Essa é a verdadeira dimensão do problema. Por mais legitimidade democrática que a solução do BREXIT revelasse, e ela é em si legítima e soberana, a verdade é que não foi preparada, se o foi foi com a barriga dos Conservadores e apoiantes do LEAVE em geral. Hoje, a evidência mostra que a economia britânica vai atravessar uma penosa e longa transição de adaptação a esse contexto do BREXIT.
Irei em próximos posts rever a situação macroeconómica do Reino Unido, porque ela é em si estimulante do ponto de vista analítico, pois trata-se de uma economia com moeda própria e não uma moeda qualquer. Os desequilíbrios fundamentais começam a ser gerados ainda no consulado de Cameron-Osborne, com a mais despropositada política de austeridade que se poderia imaginar à altura, produto daquele espírito de classe favorecida que os “meninos” de Eaton e outras Grandes Escolas ao mínimo pormenor revelam com orgulho e com completo esquecimento do conjunto da sociedade britânica.
Vivemos momentos paradoxais e estranhos. A melhor ilustração dessa evidência é o flagrante contraste entre o modo como os líderes Ucranianos, principalmente Zelensky viveram, com tristeza, a saída de cena de Boris e, simultaneamente, nas ruas de Londres o pessoal vivia com alívio esse abandono. Ao contrário do que o Presidente Marcelo sugeriu, isso não mostra as contradições que hoje em dia a governação interna e externa podem assumir. Mostra antes que Boris Johnson utilizou despudoradamente o apoio entusiástico à Ucrânia como instrumento de prolongamento da sua fixação no cargo de primeiro-Ministro.

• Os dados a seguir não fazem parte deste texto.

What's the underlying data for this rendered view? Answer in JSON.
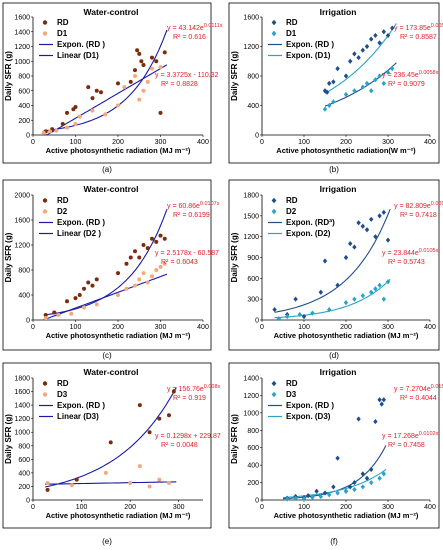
{
  "colors": {
    "rd_dark": "#7b2c0c",
    "d_light": "#f4a97a",
    "rd_blue": "#1f4e8c",
    "d_cyan": "#28a4c8",
    "curve_navy": "#1a1aa8",
    "eq_red": "#e0202a"
  },
  "chart_data": [
    {
      "id": "a",
      "type": "scatter",
      "title": "Water-control",
      "caption": "(a)",
      "xlabel": "Active photosynthetic radiation (MJ m⁻²)",
      "ylabel": "Daily SFR (g)",
      "xlim": [
        0,
        400
      ],
      "ylim": [
        0,
        1600
      ],
      "xticks": [
        0,
        100,
        200,
        300,
        400
      ],
      "yticks": [
        0,
        200,
        400,
        600,
        800,
        1000,
        1200,
        1400,
        1600
      ],
      "marker": "circle",
      "legend": [
        {
          "label": "RD",
          "kind": "marker",
          "series": 0
        },
        {
          "label": "D1",
          "kind": "marker",
          "series": 1
        },
        {
          "label": "Expon. (RD )",
          "kind": "line",
          "fit": 0
        },
        {
          "label": "Linear (D1)",
          "kind": "line",
          "fit": 1
        }
      ],
      "series": [
        {
          "name": "RD",
          "color": "#7b2c0c",
          "x": [
            30,
            45,
            70,
            80,
            95,
            100,
            130,
            140,
            150,
            160,
            200,
            230,
            240,
            245,
            250,
            255,
            260,
            280,
            290,
            300,
            310
          ],
          "y": [
            50,
            80,
            150,
            300,
            350,
            380,
            650,
            500,
            600,
            580,
            700,
            720,
            880,
            1150,
            1100,
            1000,
            950,
            1050,
            1000,
            300,
            1120
          ]
        },
        {
          "name": "D1",
          "color": "#f4a97a",
          "x": [
            25,
            40,
            55,
            80,
            100,
            110,
            140,
            170,
            200,
            215,
            240,
            250,
            260,
            270,
            280,
            300
          ],
          "y": [
            30,
            50,
            60,
            100,
            150,
            250,
            330,
            280,
            400,
            650,
            800,
            480,
            600,
            720,
            900,
            920
          ]
        }
      ],
      "fits": [
        {
          "kind": "exp",
          "a": 43.142,
          "b": 0.0111,
          "x_range": [
            25,
            315
          ],
          "color": "#1a1aa8",
          "dash": false
        },
        {
          "kind": "linear",
          "m": 3.3725,
          "c": -110.32,
          "x_range": [
            25,
            315
          ],
          "color": "#1a1aa8",
          "dash": false
        }
      ],
      "equations": [
        {
          "line1": "y = 43.142e",
          "sup": "0.0111x",
          "line2": "R² = 0.616"
        },
        {
          "line1": "y = 3.3725x - 110.32",
          "sup": "",
          "line2": "R² = 0.8828"
        }
      ]
    },
    {
      "id": "b",
      "type": "scatter",
      "title": "Irrigation",
      "caption": "(b)",
      "xlabel": "Active photosynthetic radiation(W m⁻²)",
      "ylabel": "Daily SFR (g)",
      "xlim": [
        0,
        400
      ],
      "ylim": [
        0,
        1600
      ],
      "xticks": [
        0,
        100,
        200,
        300,
        400
      ],
      "yticks": [
        0,
        400,
        800,
        1200,
        1600
      ],
      "marker": "diamond",
      "legend": [
        {
          "label": "RD",
          "kind": "marker",
          "series": 0
        },
        {
          "label": "D1",
          "kind": "marker",
          "series": 1
        },
        {
          "label": "Expon. (RD )",
          "kind": "line",
          "fit": 0
        },
        {
          "label": "Expon. (D1)",
          "kind": "line",
          "fit": 1
        }
      ],
      "series": [
        {
          "name": "RD",
          "color": "#1f4e8c",
          "x": [
            150,
            155,
            160,
            170,
            180,
            200,
            210,
            220,
            230,
            240,
            250,
            260,
            270,
            280,
            290,
            300,
            310
          ],
          "y": [
            600,
            580,
            700,
            720,
            900,
            800,
            1000,
            1100,
            1050,
            1150,
            1200,
            1300,
            1350,
            1250,
            1400,
            1350,
            1450
          ]
        },
        {
          "name": "D1",
          "color": "#28a4c8",
          "x": [
            150,
            160,
            170,
            200,
            220,
            240,
            250,
            260,
            270,
            280,
            290,
            300,
            310
          ],
          "y": [
            350,
            400,
            450,
            550,
            600,
            650,
            700,
            600,
            750,
            800,
            700,
            850,
            900
          ]
        }
      ],
      "fits": [
        {
          "kind": "exp",
          "a": 173.85,
          "b": 0.0054,
          "x_range": [
            150,
            320
          ],
          "color": "#1f4e8c",
          "dash": false
        },
        {
          "kind": "exp",
          "a": 236.45,
          "b": 0.0058,
          "x_range": [
            150,
            320
          ],
          "color": "#28a4c8",
          "dash": false
        }
      ],
      "equations": [
        {
          "line1": "y = 173.85e",
          "sup": "0.0054x",
          "line2": "R² = 0.8587"
        },
        {
          "line1": "y = 236.45e",
          "sup": "0.0058x",
          "line2": "R² = 0.9079"
        }
      ]
    },
    {
      "id": "c",
      "type": "scatter",
      "title": "Water-control",
      "caption": "(c)",
      "xlabel": "Active photosynthetic radiation (MJ m⁻²)",
      "ylabel": "Daily SFR (g)",
      "xlim": [
        0,
        400
      ],
      "ylim": [
        0,
        2000
      ],
      "xticks": [
        0,
        100,
        200,
        300,
        400
      ],
      "yticks": [
        0,
        400,
        800,
        1200,
        1600,
        2000
      ],
      "marker": "circle",
      "legend": [
        {
          "label": "RD",
          "kind": "marker",
          "series": 0
        },
        {
          "label": "D2",
          "kind": "marker",
          "series": 1
        },
        {
          "label": "Expon. (RD )",
          "kind": "line",
          "fit": 0
        },
        {
          "label": "Linear (D2 )",
          "kind": "line",
          "fit": 1
        }
      ],
      "series": [
        {
          "name": "RD",
          "color": "#7b2c0c",
          "x": [
            30,
            50,
            80,
            100,
            110,
            120,
            130,
            140,
            150,
            200,
            220,
            230,
            240,
            250,
            260,
            270,
            280,
            290,
            300,
            310
          ],
          "y": [
            80,
            120,
            300,
            350,
            400,
            500,
            600,
            550,
            650,
            750,
            900,
            1000,
            1100,
            1000,
            1200,
            1150,
            1300,
            1250,
            1350,
            1300
          ]
        },
        {
          "name": "D2",
          "color": "#f4a97a",
          "x": [
            30,
            60,
            90,
            120,
            150,
            200,
            220,
            240,
            250,
            260,
            270,
            280,
            290,
            300,
            310
          ],
          "y": [
            30,
            80,
            100,
            200,
            250,
            400,
            500,
            550,
            650,
            750,
            600,
            700,
            800,
            850,
            900
          ]
        }
      ],
      "fits": [
        {
          "kind": "exp",
          "a": 60.86,
          "b": 0.0107,
          "x_range": [
            25,
            315
          ],
          "color": "#1a1aa8",
          "dash": false
        },
        {
          "kind": "linear",
          "m": 2.5178,
          "c": -60.587,
          "x_range": [
            25,
            315
          ],
          "color": "#1a1aa8",
          "dash": false
        }
      ],
      "equations": [
        {
          "line1": "y = 60.86e",
          "sup": "0.0107x",
          "line2": "R² = 0.6199"
        },
        {
          "line1": "y = 2.5178x - 60.587",
          "sup": "",
          "line2": "R² = 0.6043"
        }
      ]
    },
    {
      "id": "d",
      "type": "scatter",
      "title": "Irrigation",
      "caption": "(d)",
      "xlabel": "Active photosynthetic radiation (MJ m⁻²)",
      "ylabel": "Daily SFR (g)",
      "xlim": [
        0,
        400
      ],
      "ylim": [
        0,
        1800
      ],
      "xticks": [
        0,
        100,
        200,
        300,
        400
      ],
      "yticks": [
        0,
        300,
        600,
        900,
        1200,
        1500,
        1800
      ],
      "marker": "diamond",
      "legend": [
        {
          "label": "RD",
          "kind": "marker",
          "series": 0
        },
        {
          "label": "D2",
          "kind": "marker",
          "series": 1
        },
        {
          "label": "Expon. (RDª)",
          "kind": "line",
          "fit": 0
        },
        {
          "label": "Expon. (D2)",
          "kind": "line",
          "fit": 1
        }
      ],
      "series": [
        {
          "name": "RD",
          "color": "#1f4e8c",
          "x": [
            30,
            60,
            80,
            100,
            140,
            150,
            180,
            200,
            210,
            220,
            230,
            240,
            250,
            260,
            270,
            280,
            290,
            300
          ],
          "y": [
            150,
            80,
            300,
            50,
            400,
            850,
            500,
            900,
            1100,
            1050,
            1400,
            1350,
            1300,
            1450,
            1200,
            1500,
            1550,
            1150
          ]
        },
        {
          "name": "D2",
          "color": "#28a4c8",
          "x": [
            40,
            60,
            90,
            120,
            160,
            200,
            220,
            240,
            260,
            270,
            280,
            290,
            300
          ],
          "y": [
            20,
            50,
            80,
            100,
            150,
            250,
            300,
            350,
            400,
            450,
            500,
            300,
            550
          ]
        }
      ],
      "fits": [
        {
          "kind": "exp",
          "a": 82.809,
          "b": 0.0097,
          "x_range": [
            30,
            305
          ],
          "color": "#1f4e8c",
          "dash": false
        },
        {
          "kind": "exp",
          "a": 23.844,
          "b": 0.0105,
          "x_range": [
            30,
            305
          ],
          "color": "#28a4c8",
          "dash": false
        }
      ],
      "equations": [
        {
          "line1": "y = 82.809e",
          "sup": "0.0097x",
          "line2": "R² = 0.7418"
        },
        {
          "line1": "y = 23.844e",
          "sup": "0.0105x",
          "line2": "R² = 0.5743"
        }
      ]
    },
    {
      "id": "e",
      "type": "scatter",
      "title": "Water-control",
      "caption": "(e)",
      "xlabel": "Active photosynthetic radiation (MJ m⁻²)",
      "ylabel": "Daily SFR (g)",
      "xlim": [
        0,
        350
      ],
      "ylim": [
        0,
        1800
      ],
      "xticks": [
        0,
        100,
        200,
        300
      ],
      "yticks": [
        0,
        200,
        400,
        600,
        800,
        1000,
        1200,
        1400,
        1600,
        1800
      ],
      "marker": "circle",
      "legend": [
        {
          "label": "RD",
          "kind": "marker",
          "series": 0
        },
        {
          "label": "D3",
          "kind": "marker",
          "series": 1
        },
        {
          "label": "Expon. (RD )",
          "kind": "line",
          "fit": 0
        },
        {
          "label": "Linear (D3)",
          "kind": "line",
          "fit": 1
        }
      ],
      "series": [
        {
          "name": "RD",
          "color": "#7b2c0c",
          "x": [
            30,
            90,
            160,
            220,
            240,
            260,
            280,
            290
          ],
          "y": [
            150,
            300,
            850,
            1400,
            1000,
            1200,
            1250,
            1600
          ]
        },
        {
          "name": "D3",
          "color": "#f4a97a",
          "x": [
            30,
            80,
            150,
            200,
            220,
            240,
            260,
            280
          ],
          "y": [
            250,
            220,
            400,
            250,
            500,
            200,
            300,
            250
          ]
        }
      ],
      "fits": [
        {
          "kind": "exp",
          "a": 156.76,
          "b": 0.008,
          "x_range": [
            25,
            295
          ],
          "color": "#1a1aa8",
          "dash": false
        },
        {
          "kind": "linear",
          "m": 0.1298,
          "c": 229.87,
          "x_range": [
            25,
            295
          ],
          "color": "#1a1aa8",
          "dash": false
        }
      ],
      "equations": [
        {
          "line1": "y = 156.76e",
          "sup": "0.008x",
          "line2": "R² = 0.919"
        },
        {
          "line1": "y = 0.1298x + 229.87",
          "sup": "",
          "line2": "R² = 0.0048"
        }
      ]
    },
    {
      "id": "f",
      "type": "scatter",
      "title": "Irrigation",
      "caption": "(f)",
      "xlabel": "Active photosynthetic radiation (MJ m⁻²)",
      "ylabel": "Daily SFR (g)",
      "xlim": [
        0,
        400
      ],
      "ylim": [
        0,
        1400
      ],
      "xticks": [
        0,
        100,
        200,
        300,
        400
      ],
      "yticks": [
        0,
        200,
        400,
        600,
        800,
        1000,
        1200,
        1400
      ],
      "marker": "diamond",
      "legend": [
        {
          "label": "RD",
          "kind": "marker",
          "series": 0
        },
        {
          "label": "D3",
          "kind": "marker",
          "series": 1
        },
        {
          "label": "Expon. (RD )",
          "kind": "line",
          "fit": 0
        },
        {
          "label": "Expon. (D3)",
          "kind": "line",
          "fit": 1
        }
      ],
      "series": [
        {
          "name": "RD",
          "color": "#1f4e8c",
          "x": [
            60,
            80,
            100,
            110,
            130,
            150,
            170,
            180,
            200,
            210,
            220,
            230,
            240,
            250,
            260,
            270,
            280,
            285,
            290
          ],
          "y": [
            20,
            40,
            30,
            50,
            100,
            80,
            150,
            480,
            100,
            150,
            200,
            930,
            300,
            250,
            350,
            900,
            1150,
            1100,
            1150
          ]
        },
        {
          "name": "D3",
          "color": "#28a4c8",
          "x": [
            60,
            80,
            100,
            120,
            140,
            160,
            180,
            200,
            220,
            240,
            260,
            280,
            290
          ],
          "y": [
            10,
            20,
            15,
            30,
            40,
            60,
            80,
            100,
            120,
            150,
            200,
            250,
            300
          ]
        }
      ],
      "fits": [
        {
          "kind": "exp",
          "a": 7.2704,
          "b": 0.0151,
          "x_range": [
            50,
            295
          ],
          "color": "#1f4e8c",
          "dash": false
        },
        {
          "kind": "exp",
          "a": 17.268,
          "b": 0.0102,
          "x_range": [
            50,
            295
          ],
          "color": "#28a4c8",
          "dash": false
        }
      ],
      "equations": [
        {
          "line1": "y = 7.2704e",
          "sup": "0.0151x",
          "line2": "R² = 0.4044"
        },
        {
          "line1": "y = 17.268e",
          "sup": "0.0102x",
          "line2": "R² = 0.7458"
        }
      ]
    }
  ]
}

Aliás, na linha do que tinha sido o tom contraditório das suas opções no passado, europeísta para depois se tornar num Brexiter de ocasião e, mesmo em relação ao Brexit, com posições de contra e a favor em função das suas conveniências.
Ontem, o Guardian publicava um artigo surpreendente e simultaneamente bem ilustrativo da personalidade. Dizia o jornal britânico que alguns dos seus biógrafos identificaram um problema a curto prazo na rocambolesca vida de Boris Johnson. O homem não teria a curto prazo sítio onde dormir e viver, já que esperançado numa longa permanência no poder vendeu a sua casa e o apartamento da sua futura mulher é suficientemente pequeno para não acomodar a nova família. Mesmo pressupondo que o gato Larry ficará em Downing Street, o homem parece estar naquela incómoda situação de “sem abrigo” privilegiado. Como diria o careca, isso talvez explique em termos comezinhos o seu afã em permanecer no poder, diz ele até ser substituído, poderíamos dizer nós até resolver os seus problemas de habitação.
O ar da política internacional está um bocadinho menos tóxico e ser palhaço na política talvez não compense. Johnson está como está e em Itália o 5 Estrelas de Beppe Grilo, outro palhaço, não vive dias melhores.
Os palhaços para o circo, parece ser uma boa palavra de ordem.